~ Delta Poetry Review ~

Susan Swartwout

Beast

Fence-sitting in Georgia, I loved

watching the gentle equine gods

of my childhood. Only

the taut arch of a tensed neck,

the quiver of a bunched flank

betrayed their wild blood still

in green-broke muscles.

The mane, an undulation,

beckoned to move with the heave

of a body that stretched past

exhaustion to feel the intoxication

of being animal.

 

We’ve all been touched by beasts

who came in from the wild:

the indiscriminate dog’s tongue,

cat’s endless velvet belly, backyard

bird burble—a greeting across species

and eons. As familiars, they emerge

from the same earth as we,

incorruptibly naked.

Their days unwind, waiting for us

to appear in farmyard or doorway,

bringing sustenance or slaughter.

They suffer our moods and neglect,

our wars and wanderings.

 

In this hammered world, will these

bright beasts survive our dominion—

their simple words, their wisdom,

their attentions, freely given—and how

might we human animals deserve them?


Certain Joys in Uncertainty

My granny would say, Life is what happens

when you’re making other plans: the career path

my parents assigned me turned hard left from doctor

to wife, the little dog I adopted fears hands and laps

and walking leashed to me—uncertainty abounds,

 

and it dishevels time and space.

I try to shape uncertainty into a monument

of my Plans A and B, but it’s only shards

and sand. I make lists to tame uncertainty,

but it grasps my heart and squeezes hard.

If I embrace uncertainty like a parasite, feeding

on fears of tense futures, my life would diminish

into a thin shell of conspiracies and failures.

                                                                          But

when I take uncertainty’s trembling hand, palm up,

I can trace the heart line that runs through it, a record

of each time I saw sunshine slice through a cloud.

 

I’m carried through my days by floods pouring over

the paved path of my expectations. Yet I arrive alive,

with golden threads of sun woven into my hair,

until that final certainty will close my eyes. I bless the waters

for each moment I’ve landed safely on uncertain shores.

 

That moment when I trusted, my love

          became sun and moon to the terra firma of my soul.

That moment past the terrible dividing of birth, my newborn

          claimed my heart—awareness ripped in two,

          one half in thrall to that child forever.

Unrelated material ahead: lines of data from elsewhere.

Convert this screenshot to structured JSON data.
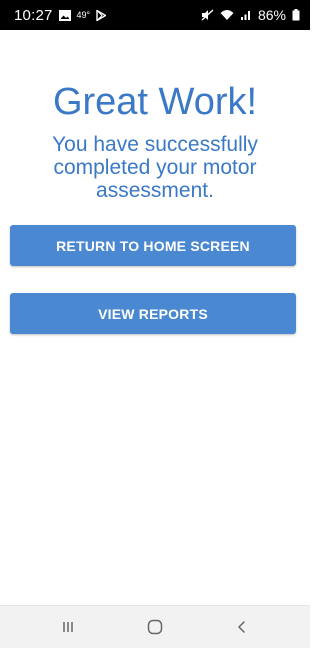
{
  "status_bar": {
    "time": "10:27",
    "temperature": "49°",
    "battery": "86%",
    "icons": [
      "gallery-icon",
      "play-store-icon",
      "mute-icon",
      "wifi-icon",
      "signal-icon",
      "battery-icon"
    ]
  },
  "main": {
    "title": "Great Work!",
    "message": "You have successfully completed your motor assessment."
  },
  "buttons": {
    "home_label": "RETURN TO HOME SCREEN",
    "reports_label": "VIEW REPORTS"
  },
  "nav_bar": {
    "icons": [
      "recent-apps-icon",
      "home-icon",
      "back-icon"
    ]
  },
  "colors": {
    "accent": "#3b79c7",
    "button": "#4a88d2",
    "status_bar": "#000000",
    "nav_bar": "#f2f2f2"
  }
}
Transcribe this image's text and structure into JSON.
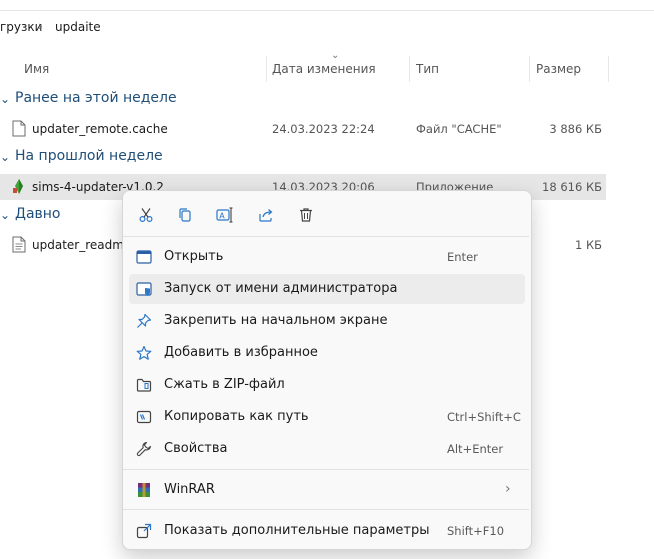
{
  "breadcrumb": {
    "parent": "грузки",
    "separator": "›",
    "current": "updaite"
  },
  "columns": {
    "name": "Имя",
    "date": "Дата изменения",
    "type": "Тип",
    "size": "Размер"
  },
  "groups": [
    {
      "label": "Ранее на этой неделе"
    },
    {
      "label": "На прошлой неделе"
    },
    {
      "label": "Давно"
    }
  ],
  "files": [
    {
      "name": "updater_remote.cache",
      "date": "24.03.2023 22:24",
      "type": "Файл \"CACHE\"",
      "size": "3 886 КБ"
    },
    {
      "name": "sims-4-updater-v1.0.2",
      "date": "14.03.2023 20:06",
      "type": "Приложение",
      "size": "18 616 КБ"
    },
    {
      "name": "updater_readme",
      "date": "",
      "type": "",
      "size": "1 КБ"
    }
  ],
  "context_menu": {
    "quick_actions": [
      "cut-icon",
      "copy-icon",
      "rename-icon",
      "share-icon",
      "delete-icon"
    ],
    "items": [
      {
        "icon": "open-icon",
        "label": "Открыть",
        "shortcut": "Enter"
      },
      {
        "icon": "shield-icon",
        "label": "Запуск от имени администратора",
        "shortcut": ""
      },
      {
        "icon": "pin-icon",
        "label": "Закрепить на начальном экране",
        "shortcut": ""
      },
      {
        "icon": "star-icon",
        "label": "Добавить в избранное",
        "shortcut": ""
      },
      {
        "icon": "zip-icon",
        "label": "Сжать в ZIP-файл",
        "shortcut": ""
      },
      {
        "icon": "copy-path-icon",
        "label": "Копировать как путь",
        "shortcut": "Ctrl+Shift+C"
      },
      {
        "icon": "wrench-icon",
        "label": "Свойства",
        "shortcut": "Alt+Enter"
      }
    ],
    "winrar": {
      "icon": "winrar-icon",
      "label": "WinRAR"
    },
    "more": {
      "icon": "more-options-icon",
      "label": "Показать дополнительные параметры",
      "shortcut": "Shift+F10"
    }
  },
  "colors": {
    "group_header": "#1f4e79",
    "accent": "#2b77c9",
    "selection": "#e6e6e6"
  }
}
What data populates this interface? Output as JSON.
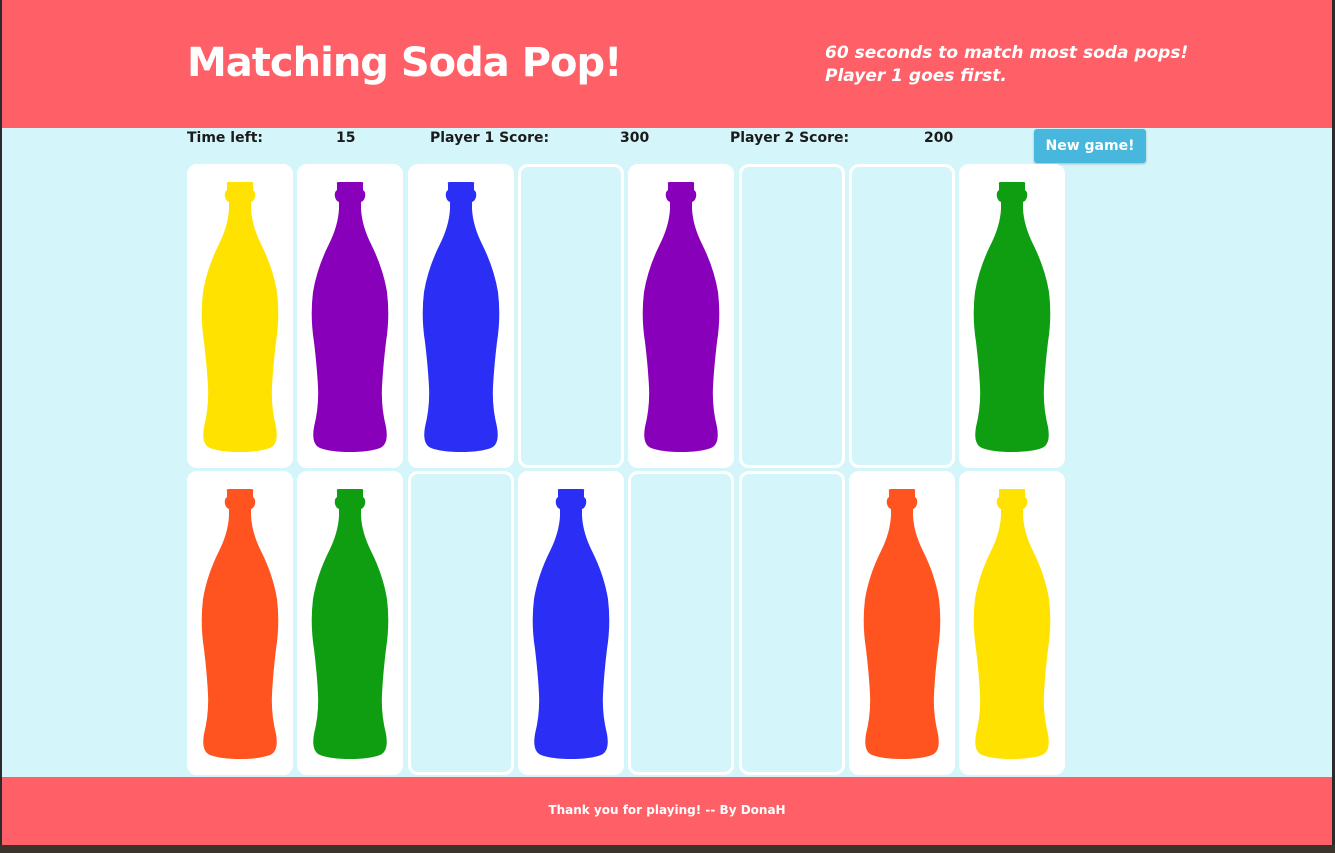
{
  "header": {
    "title": "Matching Soda Pop!",
    "tagline_line1": "60 seconds to match most soda pops!",
    "tagline_line2": "Player 1 goes first."
  },
  "scorebar": {
    "time_label": "Time left:",
    "time_value": "15",
    "p1_label": "Player 1 Score:",
    "p1_value": "300",
    "p2_label": "Player 2 Score:",
    "p2_value": "200",
    "new_game_label": "New game!"
  },
  "colors": {
    "yellow": "#ffe200",
    "purple": "#8900bb",
    "blue": "#2b2ef5",
    "green": "#0f9e12",
    "orange": "#ff541f",
    "header_bg": "#ff5f67",
    "board_bg": "#d4f6fb"
  },
  "cards": [
    {
      "state": "revealed",
      "color": "yellow"
    },
    {
      "state": "revealed",
      "color": "purple"
    },
    {
      "state": "revealed",
      "color": "blue"
    },
    {
      "state": "hidden",
      "color": ""
    },
    {
      "state": "revealed",
      "color": "purple"
    },
    {
      "state": "hidden",
      "color": ""
    },
    {
      "state": "hidden",
      "color": ""
    },
    {
      "state": "revealed",
      "color": "green"
    },
    {
      "state": "revealed",
      "color": "orange"
    },
    {
      "state": "revealed",
      "color": "green"
    },
    {
      "state": "hidden",
      "color": ""
    },
    {
      "state": "revealed",
      "color": "blue"
    },
    {
      "state": "hidden",
      "color": ""
    },
    {
      "state": "hidden",
      "color": ""
    },
    {
      "state": "revealed",
      "color": "orange"
    },
    {
      "state": "revealed",
      "color": "yellow"
    }
  ],
  "footer": {
    "text": "Thank you for playing! -- By DonaH"
  }
}
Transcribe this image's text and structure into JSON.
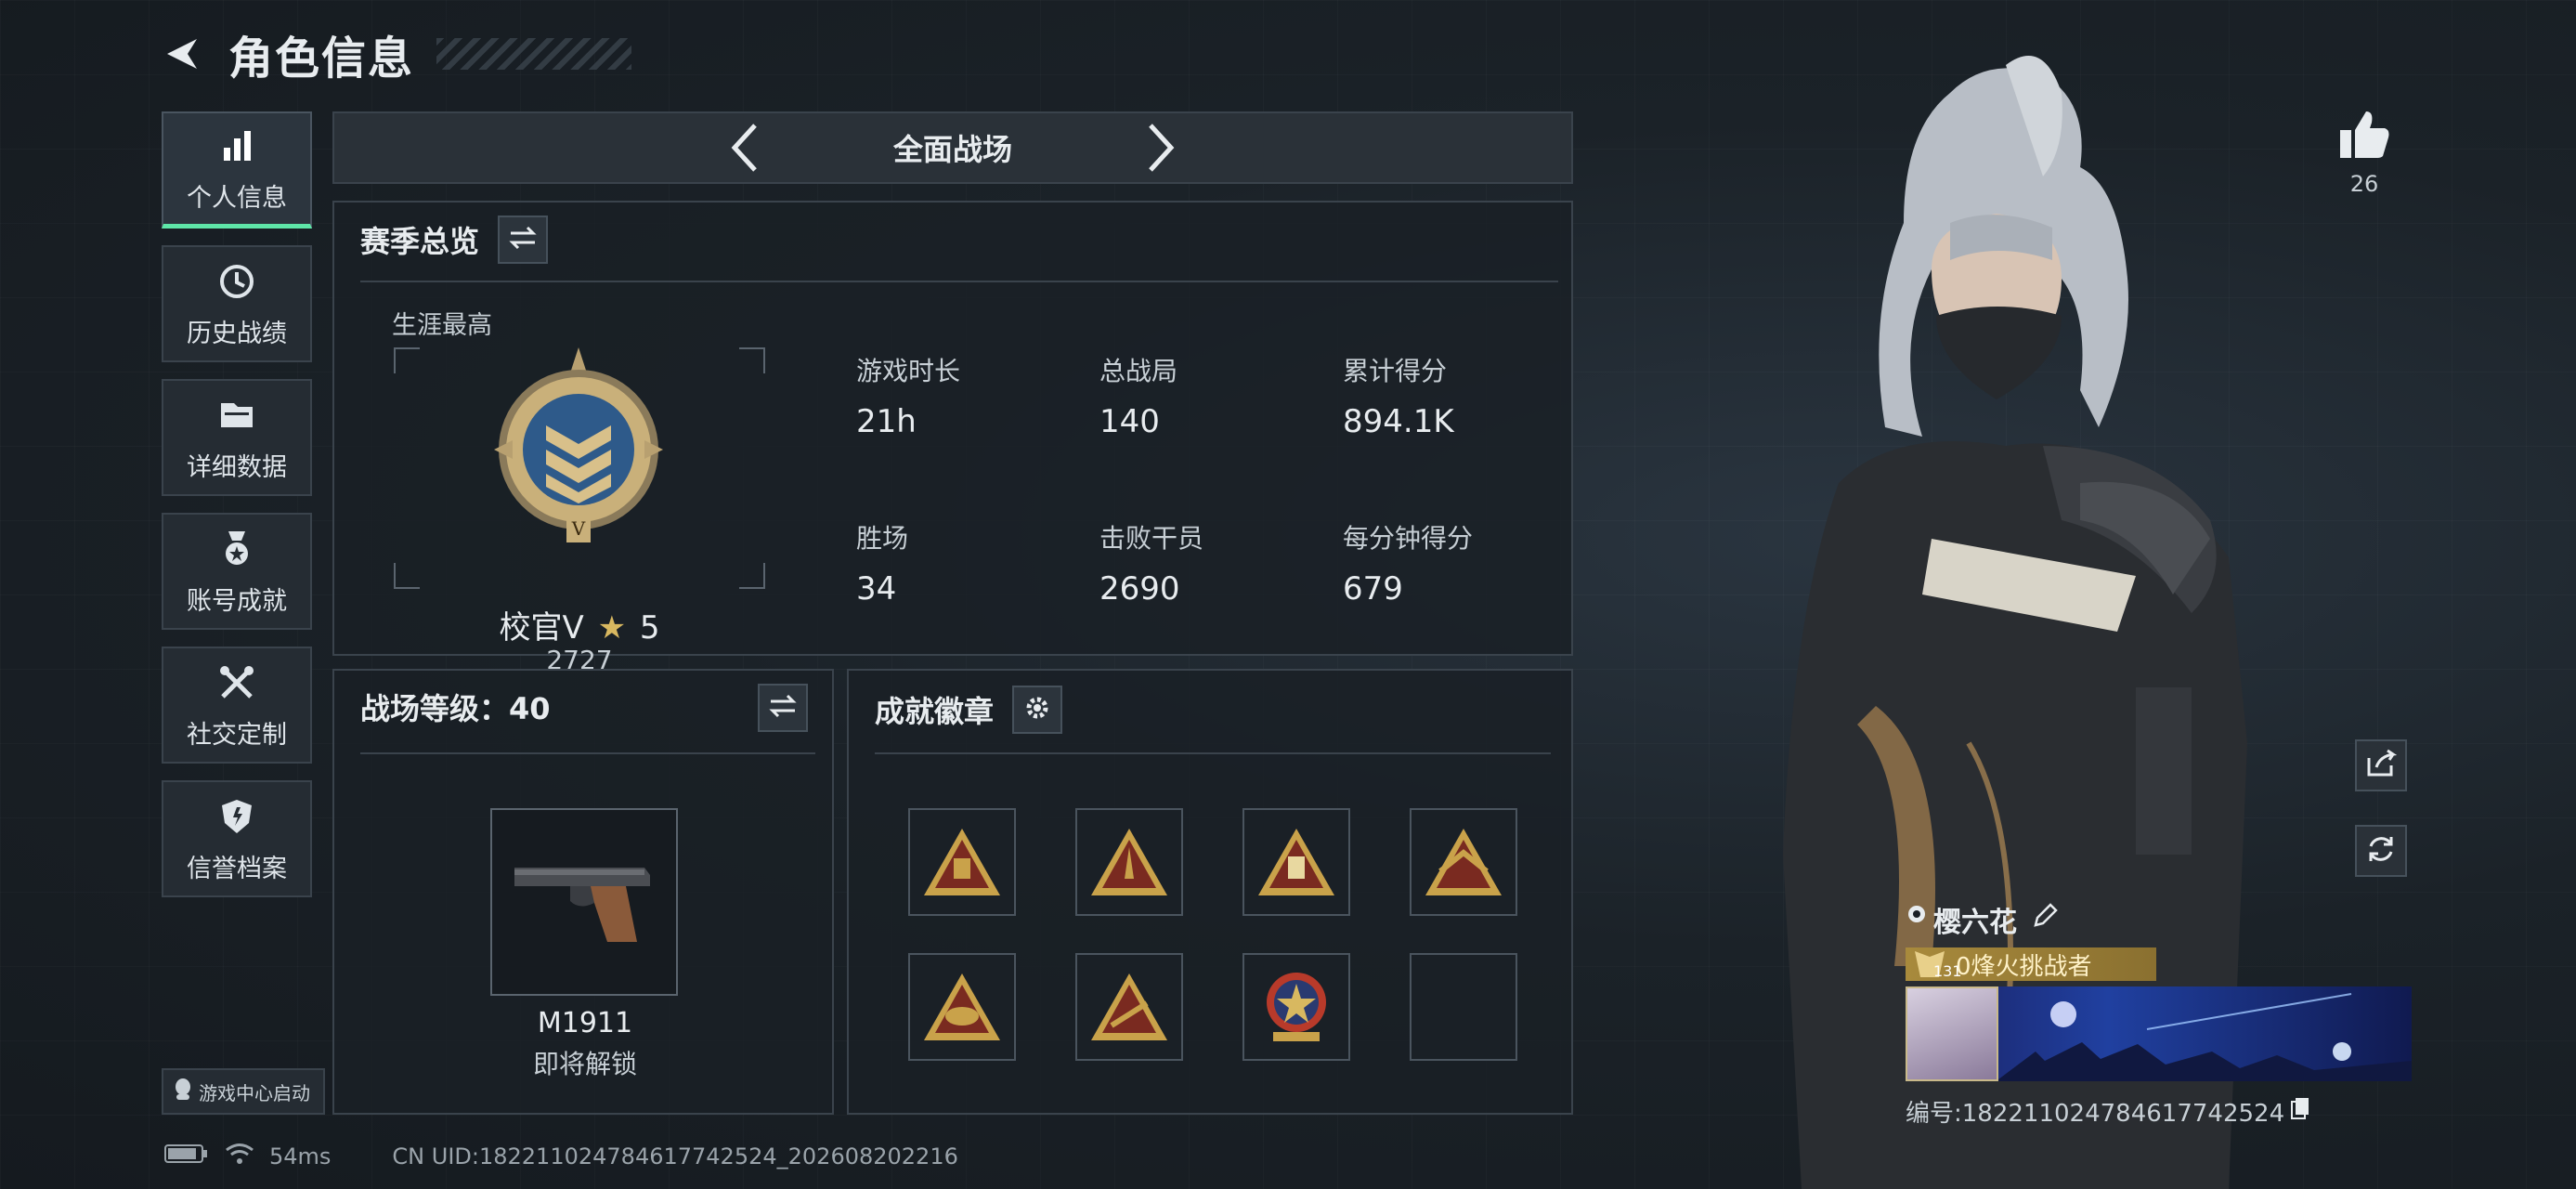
{
  "header": {
    "title": "角色信息"
  },
  "nav": [
    {
      "label": "个人信息",
      "icon": "bar-chart-icon",
      "active": true
    },
    {
      "label": "历史战绩",
      "icon": "history-icon",
      "active": false
    },
    {
      "label": "详细数据",
      "icon": "folder-icon",
      "active": false
    },
    {
      "label": "账号成就",
      "icon": "medal-icon",
      "active": false
    },
    {
      "label": "社交定制",
      "icon": "tools-icon",
      "active": false
    },
    {
      "label": "信誉档案",
      "icon": "shield-icon",
      "active": false
    }
  ],
  "nav_bottom": {
    "label": "游戏中心启动",
    "icon": "tencent-icon"
  },
  "mode": {
    "title": "全面战场"
  },
  "season": {
    "title": "赛季总览",
    "career_label": "生涯最高",
    "rank_name": "校官V",
    "rank_stars": "5",
    "rank_score": "2727",
    "stats": [
      {
        "label": "游戏时长",
        "value": "21h"
      },
      {
        "label": "总战局",
        "value": "140"
      },
      {
        "label": "累计得分",
        "value": "894.1K"
      },
      {
        "label": "胜场",
        "value": "34"
      },
      {
        "label": "击败干员",
        "value": "2690"
      },
      {
        "label": "每分钟得分",
        "value": "679"
      }
    ]
  },
  "level": {
    "title": "战场等级：40",
    "weapon_name": "M1911",
    "weapon_status": "即将解锁"
  },
  "achievements": {
    "title": "成就徽章",
    "medals": [
      "medal-1",
      "medal-2",
      "medal-3",
      "medal-4",
      "medal-5",
      "medal-6",
      "medal-7",
      "empty-slot"
    ]
  },
  "footer": {
    "ping": "54ms",
    "uid": "CN UID:18221102478461774252​4_202608202216"
  },
  "profile": {
    "likes": "26",
    "player_name": "樱六花",
    "level_badge": "131",
    "player_title": "0烽火挑战者",
    "player_id": "编号:18221102478461774252​4"
  },
  "colors": {
    "accent_green": "#5ee6a8",
    "gold": "#c9a24a",
    "panel_border": "#3a434c"
  }
}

That moment my fearful dog ran joyful across the yard,

          as if I were a beacon, and dropped my long-lost silver earring

          into my hand, her trust gleamed certain as the sun.


Destin

A flotilla of brown pelicans drifts by

my balcony window, dignified

in their upward swoops, comical

in loose-limbed dives. Sea oats

motion them onward from dunes

in beige waves that melt to gold

in the sunset. From far beyond shore,

rainclouds tumble over each other

in their eagerness to reach the beach,

then move on, subdued and ragged.

A woman, hands on child-splayed hips,

her swimsuit a faded siren red, tries

to corral her brood. She looks sidelong

at the lifeguard, a celebrity by virtue

of bronze and muscle. Spread for anyone,

the white silk sheet of beach sand

is shaken into waves by the heat. Its edge

settles down to the sea that reaches out

and pulls it taut with cerulean hands

for the tide to scrub into tomorrow’s tabula rasa.


Warm Weather

The first thing I did—after

setting down the box of zucchini 

I just picked, eager green shafts

that throw themselves from the world 

to my hand in total faith that I

will use them well—was to answer

the love text you sent, one in a line

of little notes we’ve been sneaking

to each other under the covers 

of technology all morning. It’s 12 o’clock,

which makes this one a nooner,

and even though you’re at work

and I have chores at home,

we’re touching in a frenzy the symbols

that fly on electric wind to our beloved.

It’s hot in the garden, and here

in Oregon’s droughty summer days

we make our own rain, water frequently,

everything must get wet.

Whatever thoughtless things we’ve done,

whatever thoughtful things we’ve left

unsaid, whatever hungers lie as yet

unsated in our haphazard shopping, 

your North Star heart still radiates my night sky,

the playlist you made me still hella bumps,

and in the garden, zucchinis dream of rain.


Susan Swartwout is the author of the poetry book Odd Beauty, Strange Fruit, 2 poetry chapbooks, and co-editor of 12 anthologies. She's professor emerita of creative writing and publishing, and founder/former director of a university press.